THE Mayor of Greater Manchester is behind a plan which he believes could "protect the future" of Oldham Athletic "for the next 100 years and beyond", by giving fans long-term control of the football club.

Andy Burnham is spearheading a new task force to give supporters an active role in the future ownership of Latics.

Plans centre around a community share offer, which would allow supporter groups and individuals the opportunity to buy a stake in Oldham Athletic Football Club.

A fund has already been set up by the Oldham Athletic Supporters' Foundation, which has a three per cent shareholding in Latics and a place on the club's board.

In conjunction with independent fans' group Push The Boundary they have set a £6million fundraising target with a view to putting an offer in for Boundary Park.
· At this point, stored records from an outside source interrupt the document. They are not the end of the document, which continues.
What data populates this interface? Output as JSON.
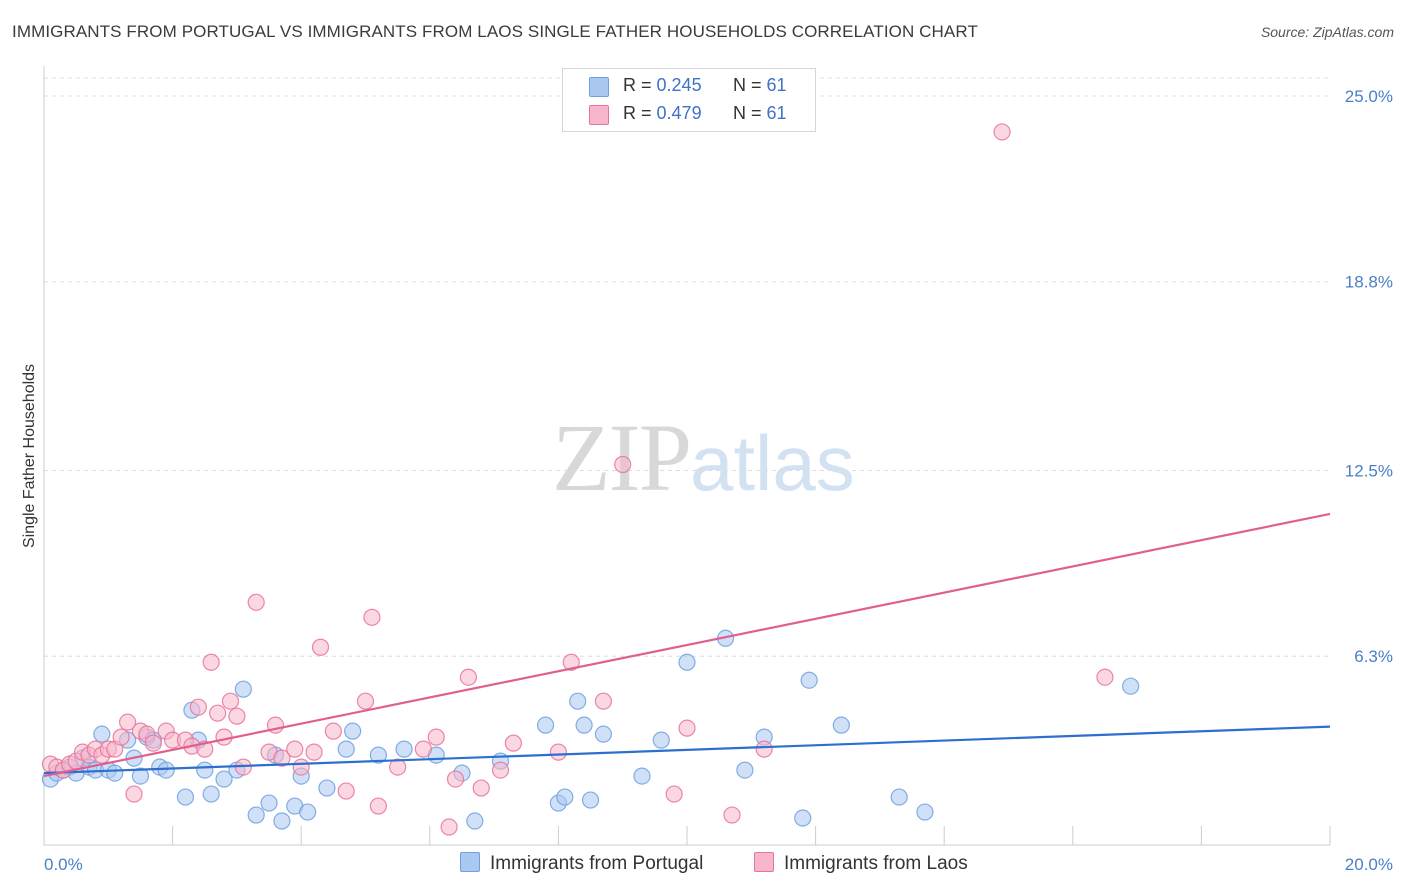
{
  "title": "IMMIGRANTS FROM PORTUGAL VS IMMIGRANTS FROM LAOS SINGLE FATHER HOUSEHOLDS CORRELATION CHART",
  "source": "Source: ZipAtlas.com",
  "watermark": {
    "zip": "ZIP",
    "atlas": "atlas"
  },
  "legend": {
    "r_label": "R =",
    "n_label": "N =",
    "rows": [
      {
        "r": "0.245",
        "n": "61",
        "color": "#aac8f0"
      },
      {
        "r": "0.479",
        "n": "61",
        "color": "#f7b6cb"
      }
    ]
  },
  "bottom_legend": [
    "Immigrants from Portugal",
    "Immigrants from Laos"
  ],
  "chart_data": {
    "type": "scatter",
    "title": "IMMIGRANTS FROM PORTUGAL VS IMMIGRANTS FROM LAOS SINGLE FATHER HOUSEHOLDS CORRELATION CHART",
    "xlabel": "",
    "ylabel": "Single Father Households",
    "xlim": [
      0,
      20
    ],
    "ylim": [
      0,
      25.6
    ],
    "x_tick_labels": [
      "0.0%",
      "20.0%"
    ],
    "y_ticks": [
      6.3,
      12.5,
      18.8,
      25.0
    ],
    "y_tick_labels": [
      "6.3%",
      "12.5%",
      "18.8%",
      "25.0%"
    ],
    "grid": true,
    "legend_position": "top-center",
    "series": [
      {
        "name": "Immigrants from Portugal",
        "color": "#6fa0e0",
        "fill": "#aac8f0",
        "trend": {
          "x": [
            0,
            20
          ],
          "y": [
            2.4,
            3.95
          ]
        },
        "points": [
          [
            0.1,
            2.2
          ],
          [
            0.2,
            2.4
          ],
          [
            0.3,
            2.5
          ],
          [
            0.4,
            2.6
          ],
          [
            0.5,
            2.4
          ],
          [
            0.6,
            2.9
          ],
          [
            0.7,
            2.6
          ],
          [
            0.8,
            2.5
          ],
          [
            0.9,
            3.7
          ],
          [
            1.0,
            2.5
          ],
          [
            1.1,
            2.4
          ],
          [
            1.3,
            3.5
          ],
          [
            1.4,
            2.9
          ],
          [
            1.5,
            2.3
          ],
          [
            1.6,
            3.6
          ],
          [
            1.7,
            3.5
          ],
          [
            1.8,
            2.6
          ],
          [
            1.9,
            2.5
          ],
          [
            2.2,
            1.6
          ],
          [
            2.3,
            4.5
          ],
          [
            2.4,
            3.5
          ],
          [
            2.5,
            2.5
          ],
          [
            2.6,
            1.7
          ],
          [
            2.8,
            2.2
          ],
          [
            3.0,
            2.5
          ],
          [
            3.1,
            5.2
          ],
          [
            3.3,
            1.0
          ],
          [
            3.5,
            1.4
          ],
          [
            3.6,
            3.0
          ],
          [
            3.7,
            0.8
          ],
          [
            3.9,
            1.3
          ],
          [
            4.0,
            2.3
          ],
          [
            4.1,
            1.1
          ],
          [
            4.4,
            1.9
          ],
          [
            4.7,
            3.2
          ],
          [
            4.8,
            3.8
          ],
          [
            5.2,
            3.0
          ],
          [
            5.6,
            3.2
          ],
          [
            6.1,
            3.0
          ],
          [
            6.5,
            2.4
          ],
          [
            6.7,
            0.8
          ],
          [
            7.1,
            2.8
          ],
          [
            7.8,
            4.0
          ],
          [
            8.0,
            1.4
          ],
          [
            8.1,
            1.6
          ],
          [
            8.3,
            4.8
          ],
          [
            8.4,
            4.0
          ],
          [
            8.5,
            1.5
          ],
          [
            8.7,
            3.7
          ],
          [
            9.3,
            2.3
          ],
          [
            9.6,
            3.5
          ],
          [
            10.0,
            6.1
          ],
          [
            10.6,
            6.9
          ],
          [
            10.9,
            2.5
          ],
          [
            11.2,
            3.6
          ],
          [
            11.8,
            0.9
          ],
          [
            11.9,
            5.5
          ],
          [
            12.4,
            4.0
          ],
          [
            13.3,
            1.6
          ],
          [
            13.7,
            1.1
          ],
          [
            16.9,
            5.3
          ]
        ]
      },
      {
        "name": "Immigrants from Laos",
        "color": "#e8739b",
        "fill": "#f7b6cb",
        "trend": {
          "x": [
            0,
            20
          ],
          "y": [
            2.3,
            11.05
          ]
        },
        "points": [
          [
            0.1,
            2.7
          ],
          [
            0.2,
            2.6
          ],
          [
            0.3,
            2.5
          ],
          [
            0.4,
            2.7
          ],
          [
            0.5,
            2.8
          ],
          [
            0.6,
            3.1
          ],
          [
            0.7,
            3.0
          ],
          [
            0.8,
            3.2
          ],
          [
            0.9,
            3.0
          ],
          [
            1.0,
            3.2
          ],
          [
            1.1,
            3.2
          ],
          [
            1.2,
            3.6
          ],
          [
            1.3,
            4.1
          ],
          [
            1.4,
            1.7
          ],
          [
            1.5,
            3.8
          ],
          [
            1.6,
            3.7
          ],
          [
            1.7,
            3.4
          ],
          [
            1.9,
            3.8
          ],
          [
            2.0,
            3.5
          ],
          [
            2.2,
            3.5
          ],
          [
            2.3,
            3.3
          ],
          [
            2.4,
            4.6
          ],
          [
            2.5,
            3.2
          ],
          [
            2.6,
            6.1
          ],
          [
            2.7,
            4.4
          ],
          [
            2.8,
            3.6
          ],
          [
            2.9,
            4.8
          ],
          [
            3.0,
            4.3
          ],
          [
            3.1,
            2.6
          ],
          [
            3.3,
            8.1
          ],
          [
            3.5,
            3.1
          ],
          [
            3.6,
            4.0
          ],
          [
            3.7,
            2.9
          ],
          [
            3.9,
            3.2
          ],
          [
            4.0,
            2.6
          ],
          [
            4.2,
            3.1
          ],
          [
            4.3,
            6.6
          ],
          [
            4.5,
            3.8
          ],
          [
            4.7,
            1.8
          ],
          [
            5.0,
            4.8
          ],
          [
            5.1,
            7.6
          ],
          [
            5.2,
            1.3
          ],
          [
            5.5,
            2.6
          ],
          [
            5.9,
            3.2
          ],
          [
            6.1,
            3.6
          ],
          [
            6.3,
            0.6
          ],
          [
            6.4,
            2.2
          ],
          [
            6.6,
            5.6
          ],
          [
            6.8,
            1.9
          ],
          [
            7.1,
            2.5
          ],
          [
            7.3,
            3.4
          ],
          [
            8.0,
            3.1
          ],
          [
            8.2,
            6.1
          ],
          [
            8.7,
            4.8
          ],
          [
            9.0,
            12.7
          ],
          [
            9.8,
            1.7
          ],
          [
            10.0,
            3.9
          ],
          [
            10.7,
            1.0
          ],
          [
            11.2,
            3.2
          ],
          [
            14.9,
            23.8
          ],
          [
            16.5,
            5.6
          ]
        ]
      }
    ]
  }
}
But Burnham wants to go beyond that after meeting representatives of OASF and PTB in the aftermath of relegation from the Football League, and hearing their concerns about the future of the club under owner Abdallah Lemsagam.

Of the new task force, Burnham said: “Sadly, as we have seen all too recently in Greater Manchester at Bury, new owners armed with little more than empty promises can come into clubs at the point of crisis and make matters worse.

“Football clubs lie at the heart of our communities and require a community response that provides a long-term solution.

"Fans and local communities can’t be left high and dry again. We are determined not to let this happen with Oldham.

“Latics are at the heart of the Oldham community. To protect its future the club should, ideally, be in the hands of the community, not private individuals.

"Supporter groups are discussing plans for a community share offer that will enable the fans and the wider Oldham community to come together and secure that future.

"If successful, the club’s future should be secured for the next 100 years and beyond."

The taskforce is made up of the Football Supporters’ Association and Co-operatives UK, supported by The Co-operative Bank through the Hive programme. Its broader aims are to ensure supporter-led solutions are in place before crisis point is reached.

Poor management by previous owners resulted in Bury Football Club collapsing into administration and being thrown out of the Football League.

The project to revive Bury FC places supporters and the local community at its heart. GMCA staff and the Football Supporters’ Association (FSA) are supporting the local authority, supporter groups, and private investors to bring professional football back to the town.

The ground has been bought from the administrators and a five-year business plan is being developed - a collaborative community response which provides valuable lessons for the whole of football.

Burnham added: “I have got huge respect for Andy Walsh and the FSA, who are continuing the work of an organisation I founded over 20 years ago called Supporters Direct.

"It’s my belief they could potentially achieve so much more - and expand supporter ownership of our clubs - if they were working with the backing of mayoral combined authorities. That is what I want this taskforce to explore, starting with Oldham Athletic.”

Paul Whitehead, from Oldham Athletic Supporters’ Foundation, said: “After a long period of upheaval for the club, we are committed to finding solutions that can unite the fanbase and command the support of all those who care about Oldham Athletic. We are putting in the work now to establish a structure for the longer term stability of the club.”

Andy Walsh, from the FSA, added: “The FSA has more than 20 years of experience of helping supporters and football clubs.

"The FSA continues the work of our predecessor organisation Supporters Direct in developing model constitutions for community benefit societies and governance frameworks for football clubs. This work gives supporters a voice but began before devolved powers existed.

"This taskforce has the opportunity to really innovate and find new ways to help clubs and supporters embed community wealth through football’s engagement with local economic and social impact initiatives.”

Rose Marley, CEO of Co-operatives UK, said: “A co-operative is when a group of people come together to serve their members’ needs. In this case we’re talking about the fans as members. Famously started by Oldham’s sister town Rochdale, co-operatives are becoming the go-to business model for communities and business that want to take control and ownership of their assets.

“We’re seeing it more and more across community energy companies, data ownership and control and of course. Everyone is familiar with The Co-op shops, owned by their customers, but this opportunity with Oldham will create a blueprint for other clubs and sporting assets to ensure they have a stake and a say in their club’s day-to-day operations as well as all future decisions.”